Au troisième matin, j’ai quitté Almograve dans la purée de pois. Ça donnait un petit côté mystique à la balade. Le soleil essayait bien de percer l’épaisse couche de nuages mais j’ai rarement pu apercevoir mon ombre. J’ai enfoncé un écouteur dans mon oreille gauche et j’ai écouté d’une oreille mon audiobook. Je marchais sur les falaises portugaises tout en pourchassant les criminels dans le Massachussetts. J’ai profité d’une mini éclaircie, pour pique-niquer assise au bord de la falaise, observant les nids de cormorans en contrebas. Mais j’ai pas vu passer les 22 kilomètres de la journée absorbée que j’étais dans mon livre. Je suis arrivée de bonne heure à Zambujeira do Mar. Je me suis assise sur un banc sur la petite place pavée qui surplombait la falaise et j’ai regardé les gens vaquer à leurs occupations. Un peu plus tard, je me suis installée à l’hostel Hakuna Matata. Y avait eu un orage la veille et l’eau était coupée. C’était bien dommage vu le besoin urgent que mes cheveux avaient de voir une douche. En fin d’après-midi, l’eau est revenue. Et j’ai repris forme humaine. Je suis ensuite allée faire quelques courses dans le village et j’ai passé la soirée à regarder des vidéos sur mon téléphone. L’hostel était quasi vide, pas un ronfleur à l’horizon, j’ai pu laver mes fringues et les étaler sur tous les lits du dortoir pour les faire sécher. Le lendemain, je me suis offert un jour off. Bah c’est vrai quoi. J’étais là pour marcher mais j’étais aussi un peu là pour profiter. Alors je suis allée à la plage où je me suis presqu’endormie en écoutant mon audiobook. J’ai préparé mon sac de bouffe pour les prochains jours, mangé une gigantesque salade et vidé mes chaussures de tout le sable accumulé dans les doublures. J’étais prête à repartir.
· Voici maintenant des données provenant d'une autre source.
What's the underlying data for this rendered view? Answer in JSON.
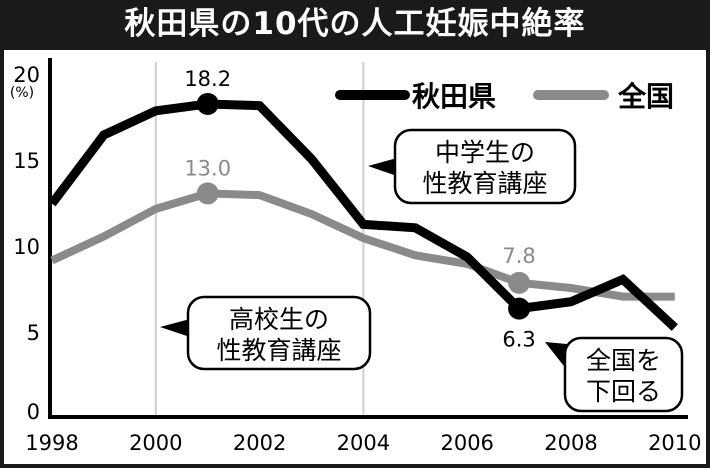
{
  "title": "秋田県の10代の人工妊娠中絶率",
  "chart_data": {
    "type": "line",
    "title": "秋田県の10代の人工妊娠中絶率",
    "ylabel": "(%)",
    "xlabel": "",
    "x": [
      1998,
      1999,
      2000,
      2001,
      2002,
      2003,
      2004,
      2005,
      2006,
      2007,
      2008,
      2009,
      2010
    ],
    "xticks": [
      "1998",
      "2000",
      "2002",
      "2004",
      "2006",
      "2008",
      "2010"
    ],
    "yticks": [
      "0",
      "5",
      "10",
      "15",
      "20"
    ],
    "ylim": [
      0,
      20
    ],
    "xlim": [
      1998,
      2010
    ],
    "grid": "vertical at 2000 and 2004",
    "legend": "top-right",
    "series": [
      {
        "name": "秋田県",
        "color": "#000000",
        "values": [
          12.4,
          16.4,
          17.8,
          18.2,
          18.1,
          15.0,
          11.2,
          11.0,
          9.3,
          6.3,
          6.7,
          8.0,
          5.2
        ]
      },
      {
        "name": "全国",
        "color": "#8a8a8a",
        "values": [
          9.1,
          10.5,
          12.1,
          13.0,
          12.9,
          11.8,
          10.4,
          9.4,
          8.9,
          7.8,
          7.5,
          7.0,
          7.0
        ]
      }
    ],
    "point_labels": [
      {
        "series": 0,
        "x": 2001,
        "text": "18.2"
      },
      {
        "series": 1,
        "x": 2001,
        "text": "13.0"
      },
      {
        "series": 1,
        "x": 2007,
        "text": "7.8"
      },
      {
        "series": 0,
        "x": 2007,
        "text": "6.3"
      }
    ],
    "annotations": [
      {
        "lines": [
          "中学生の",
          "性教育講座"
        ],
        "x": 2004
      },
      {
        "lines": [
          "高校生の",
          "性教育講座"
        ],
        "x": 2000
      },
      {
        "lines": [
          "全国を",
          "下回る"
        ],
        "x": 2007
      }
    ]
  }
}
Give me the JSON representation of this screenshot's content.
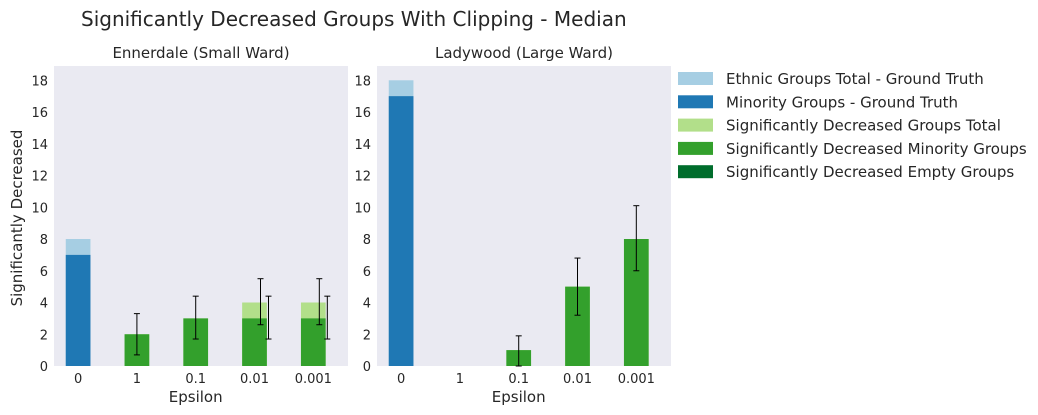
{
  "chart_data": {
    "type": "bar",
    "title": "Significantly Decreased Groups With Clipping - Median",
    "ylabel": "Significantly Decreased",
    "ylim": [
      0,
      18.9
    ],
    "yticks": [
      0,
      2,
      4,
      6,
      8,
      10,
      12,
      14,
      16,
      18
    ],
    "grid": false,
    "legend_position": "right",
    "legend": [
      {
        "name": "Ethnic Groups Total - Ground Truth",
        "color": "#a6cee3"
      },
      {
        "name": "Minority Groups - Ground Truth",
        "color": "#1f78b4"
      },
      {
        "name": "Significantly Decreased Groups Total",
        "color": "#b2df8a"
      },
      {
        "name": "Significantly Decreased Minority Groups",
        "color": "#33a02c"
      },
      {
        "name": "Significantly Decreased Empty Groups",
        "color": "#006d2c"
      }
    ],
    "panels": [
      {
        "title": "Ennerdale (Small Ward)",
        "xlabel": "Epsilon",
        "categories": [
          "0",
          "1",
          "0.1",
          "0.01",
          "0.001"
        ],
        "ground_truth": {
          "total": 8,
          "minority": 7
        },
        "decreased_total": [
          null,
          2,
          3,
          4,
          4
        ],
        "decreased_total_err": [
          null,
          null,
          null,
          [
            2.6,
            5.5
          ],
          [
            2.6,
            5.5
          ]
        ],
        "decreased_minority": [
          null,
          2,
          3,
          3,
          3
        ],
        "decreased_minority_err": [
          null,
          [
            0.7,
            3.3
          ],
          [
            1.7,
            4.4
          ],
          [
            1.7,
            4.4
          ],
          [
            1.7,
            4.4
          ]
        ],
        "decreased_empty": [
          null,
          0,
          0,
          0,
          0
        ]
      },
      {
        "title": "Ladywood (Large Ward)",
        "xlabel": "Epsilon",
        "categories": [
          "0",
          "1",
          "0.1",
          "0.01",
          "0.001"
        ],
        "ground_truth": {
          "total": 18,
          "minority": 17
        },
        "decreased_total": [
          null,
          0,
          1,
          5,
          8
        ],
        "decreased_total_err": [
          null,
          null,
          null,
          null,
          null
        ],
        "decreased_minority": [
          null,
          0,
          1,
          5,
          8
        ],
        "decreased_minority_err": [
          null,
          null,
          [
            0,
            1.9
          ],
          [
            3.2,
            6.8
          ],
          [
            6,
            10.1
          ]
        ],
        "decreased_empty": [
          null,
          0,
          0,
          0,
          0
        ]
      }
    ]
  }
}
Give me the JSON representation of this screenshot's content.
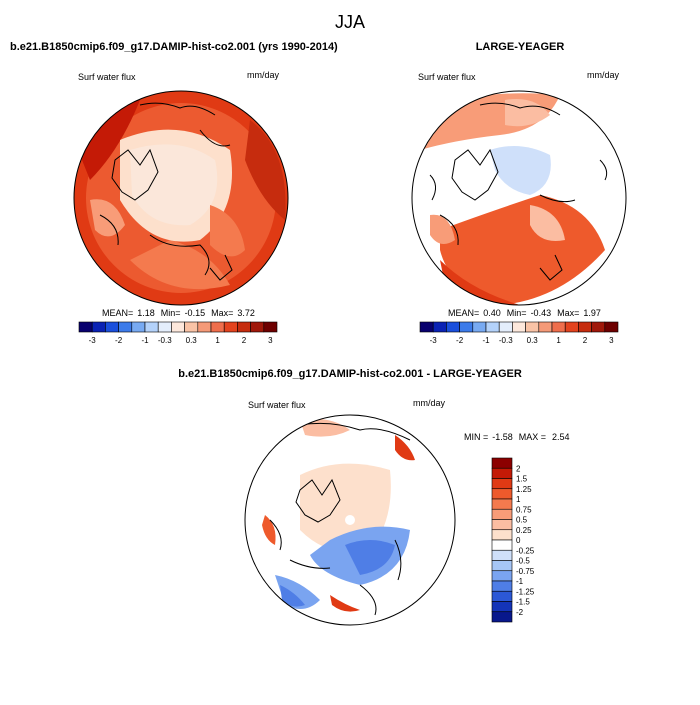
{
  "page": {
    "season": "JJA",
    "panel_a_title": "b.e21.B1850cmip6.f09_g17.DAMIP-hist-co2.001 (yrs 1990-2014)",
    "panel_b_title": "LARGE-YEAGER",
    "panel_c_title": "b.e21.B1850cmip6.f09_g17.DAMIP-hist-co2.001 - LARGE-YEAGER"
  },
  "chart_data": [
    {
      "type": "heatmap",
      "projection": "north-polar-stereographic",
      "variable_label": "Surf water flux",
      "units": "mm/day",
      "stats": {
        "mean_label": "MEAN=",
        "mean": "1.18",
        "min_label": "Min=",
        "min": "-0.15",
        "max_label": "Max=",
        "max": "3.72"
      },
      "colorbar": {
        "orientation": "horizontal",
        "tick_labels": [
          "-3",
          "-2",
          "-1",
          "-0.3",
          "0.3",
          "1",
          "2",
          "3"
        ],
        "colors": [
          "#08006e",
          "#0a22b4",
          "#1a4fdc",
          "#3c7bea",
          "#78aaf2",
          "#b4d2fa",
          "#e4eefc",
          "#fde8dc",
          "#f9c3a6",
          "#f59a78",
          "#ef6e4c",
          "#e3431e",
          "#c62c0e",
          "#a0180a",
          "#6e0000"
        ]
      },
      "notes": "Moist (positive) over most of Arctic ocean and land; near 0.3-1 over central Arctic"
    },
    {
      "type": "heatmap",
      "projection": "north-polar-stereographic",
      "variable_label": "Surf water flux",
      "units": "mm/day",
      "stats": {
        "mean_label": "MEAN=",
        "mean": "0.40",
        "min_label": "Min=",
        "min": "-0.43",
        "max_label": "Max=",
        "max": "1.97"
      },
      "colorbar": {
        "orientation": "horizontal",
        "tick_labels": [
          "-3",
          "-2",
          "-1",
          "-0.3",
          "0.3",
          "1",
          "2",
          "3"
        ],
        "colors": [
          "#08006e",
          "#0a22b4",
          "#1a4fdc",
          "#3c7bea",
          "#78aaf2",
          "#b4d2fa",
          "#e4eefc",
          "#fde8dc",
          "#f9c3a6",
          "#f59a78",
          "#ef6e4c",
          "#e3431e",
          "#c62c0e",
          "#a0180a",
          "#6e0000"
        ]
      },
      "notes": "Ocean-only field; land masked white"
    },
    {
      "type": "heatmap",
      "projection": "north-polar-stereographic",
      "variable_label": "Surf water flux",
      "units": "mm/day",
      "stats": {
        "min_label": "MIN =",
        "min": "-1.58",
        "max_label": "MAX =",
        "max": "2.54"
      },
      "colorbar": {
        "orientation": "vertical",
        "tick_labels": [
          "2",
          "1.5",
          "1.25",
          "1",
          "0.75",
          "0.5",
          "0.25",
          "0",
          "-0.25",
          "-0.5",
          "-0.75",
          "-1",
          "-1.25",
          "-1.5",
          "-2"
        ],
        "colors": [
          "#8c0000",
          "#c41a06",
          "#e03a14",
          "#ee5a2c",
          "#f47a4e",
          "#f89c78",
          "#fbbda2",
          "#fde0cc",
          "#ffffff",
          "#cfe0fa",
          "#a6c6f6",
          "#7aa4f0",
          "#4f7ee6",
          "#2c58d6",
          "#1434b8",
          "#08188c"
        ]
      },
      "notes": "Difference field, ocean-only"
    }
  ]
}
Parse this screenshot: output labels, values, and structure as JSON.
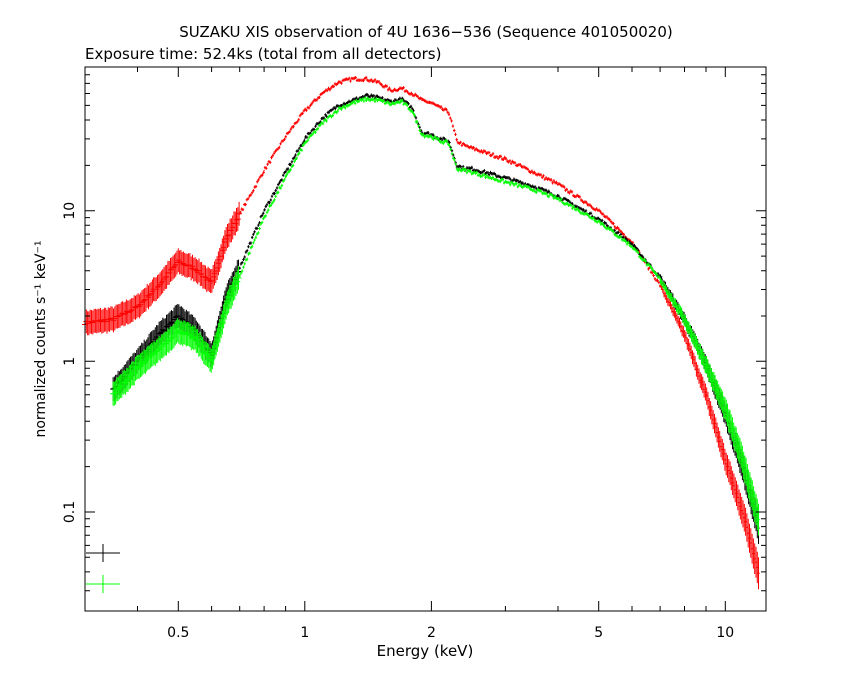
{
  "chart_data": {
    "type": "scatter",
    "title": "SUZAKU XIS observation of 4U 1636−536 (Sequence 401050020)",
    "subtitle": "Exposure time: 52.4ks (total from all detectors)",
    "xlabel": "Energy (keV)",
    "ylabel": "normalized counts s⁻¹ keV⁻¹",
    "x_scale": "log",
    "y_scale": "log",
    "xlim": [
      0.3,
      12.5
    ],
    "ylim": [
      0.022,
      90
    ],
    "x_ticks": [
      {
        "value": 0.5,
        "label": "0.5"
      },
      {
        "value": 1,
        "label": "1"
      },
      {
        "value": 2,
        "label": "2"
      },
      {
        "value": 5,
        "label": "5"
      },
      {
        "value": 10,
        "label": "10"
      }
    ],
    "y_ticks": [
      {
        "value": 0.1,
        "label": "0.1"
      },
      {
        "value": 1,
        "label": "1"
      },
      {
        "value": 10,
        "label": "10"
      }
    ],
    "grid": false,
    "legend_position": "bottom-left",
    "series": [
      {
        "color": "#ff0000",
        "x": [
          0.3,
          0.35,
          0.4,
          0.45,
          0.5,
          0.55,
          0.6,
          0.65,
          0.7,
          0.8,
          0.9,
          1.0,
          1.1,
          1.2,
          1.3,
          1.4,
          1.5,
          1.6,
          1.7,
          1.8,
          1.9,
          2.0,
          2.1,
          2.2,
          2.3,
          2.4,
          2.5,
          3.0,
          3.5,
          4.0,
          5.0,
          6.0,
          7.0,
          8.0,
          9.0,
          10.0,
          11.0,
          12.0
        ],
        "y": [
          1.8,
          1.9,
          2.3,
          3.2,
          4.6,
          4.1,
          3.3,
          6.5,
          9.5,
          18.5,
          31,
          46,
          60,
          71,
          75,
          75,
          71,
          63,
          65,
          60,
          54,
          52,
          48,
          45,
          29,
          27,
          26,
          22,
          18,
          15,
          10,
          6.2,
          3.2,
          1.5,
          0.6,
          0.22,
          0.1,
          0.04
        ]
      },
      {
        "color": "#000000",
        "x": [
          0.35,
          0.4,
          0.45,
          0.5,
          0.55,
          0.6,
          0.65,
          0.7,
          0.8,
          0.9,
          1.0,
          1.1,
          1.2,
          1.3,
          1.4,
          1.5,
          1.6,
          1.7,
          1.8,
          1.9,
          2.0,
          2.1,
          2.2,
          2.3,
          2.4,
          2.5,
          3.0,
          3.5,
          4.0,
          5.0,
          6.0,
          7.0,
          8.0,
          9.0,
          10.0,
          11.0,
          12.0
        ],
        "y": [
          0.65,
          1.0,
          1.5,
          2.0,
          1.6,
          1.1,
          2.6,
          4.2,
          10,
          18,
          30,
          41,
          50,
          54,
          58,
          56,
          53,
          55,
          48,
          33,
          32,
          30,
          29,
          20,
          19,
          19,
          16.5,
          14.5,
          12.5,
          8.8,
          6.0,
          3.6,
          1.9,
          0.95,
          0.45,
          0.2,
          0.08
        ]
      },
      {
        "color": "#00ff00",
        "x": [
          0.35,
          0.4,
          0.45,
          0.5,
          0.55,
          0.6,
          0.65,
          0.7,
          0.8,
          0.9,
          1.0,
          1.1,
          1.2,
          1.3,
          1.4,
          1.5,
          1.6,
          1.7,
          1.8,
          1.9,
          2.0,
          2.1,
          2.2,
          2.3,
          2.4,
          2.5,
          3.0,
          3.5,
          4.0,
          5.0,
          6.0,
          7.0,
          8.0,
          9.0,
          10.0,
          11.0,
          12.0
        ],
        "y": [
          0.6,
          0.9,
          1.2,
          1.6,
          1.4,
          1.0,
          2.3,
          3.7,
          9,
          16.5,
          28,
          38,
          47,
          52,
          55,
          54,
          51,
          53,
          46,
          32,
          31,
          29,
          28,
          19,
          18.5,
          18,
          15.5,
          13.8,
          12,
          8.5,
          5.8,
          3.5,
          1.9,
          0.95,
          0.48,
          0.22,
          0.09
        ]
      }
    ]
  }
}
C’est tout juste si j’ai eu besoin de mettre le réveil le lendemain. J’ai remis mon sac sur mon dos, bouclé ma ceinture, ajusté mes guêtres et je suis repartie. A la fraiche. L’étape du jour me menait à Odeceixe à « seulement » 18kms de là. Alors j’ai pas forcé. J’ai pris mon temps. J’ai fait des pauses, j’ai admiré le paysage assise au bord de la falaise à ne penser à rien. Malgré tout, je suis arrivée de bonne heure à Odeceixe. Y avait personne à l’hostel. En fouinant un peu, j’ai trouvé une clé. Je suis donc entrée, j’ai posé mes affaires, pris une douche, fait un peu de lessive. Un peu plus tard, d’autres gens sont arrivés. Eux aussi, ils se baladaient le long de la Rota Vicentina. Ils se sont installés dans l’autre chambre, me laissant étaler toutes mes affaires tranquillement et brancher mes chargeurs sur toutes les prises. Un peu plus tard, je suis allée faire un petit tour dans le village. Très joli avec ses ruelles pavées en pente et ses maisons blanchies à la chaux. Y avait tout un tas de chats qui se doraient au soleil et qui ouvraient à peine à œil quand je tendais la main pour les caresser. Tout en haut du village, il y avait un ancien moulin à vent. Impossible de rentrer dedans mais la vue de là-haut était imprenable.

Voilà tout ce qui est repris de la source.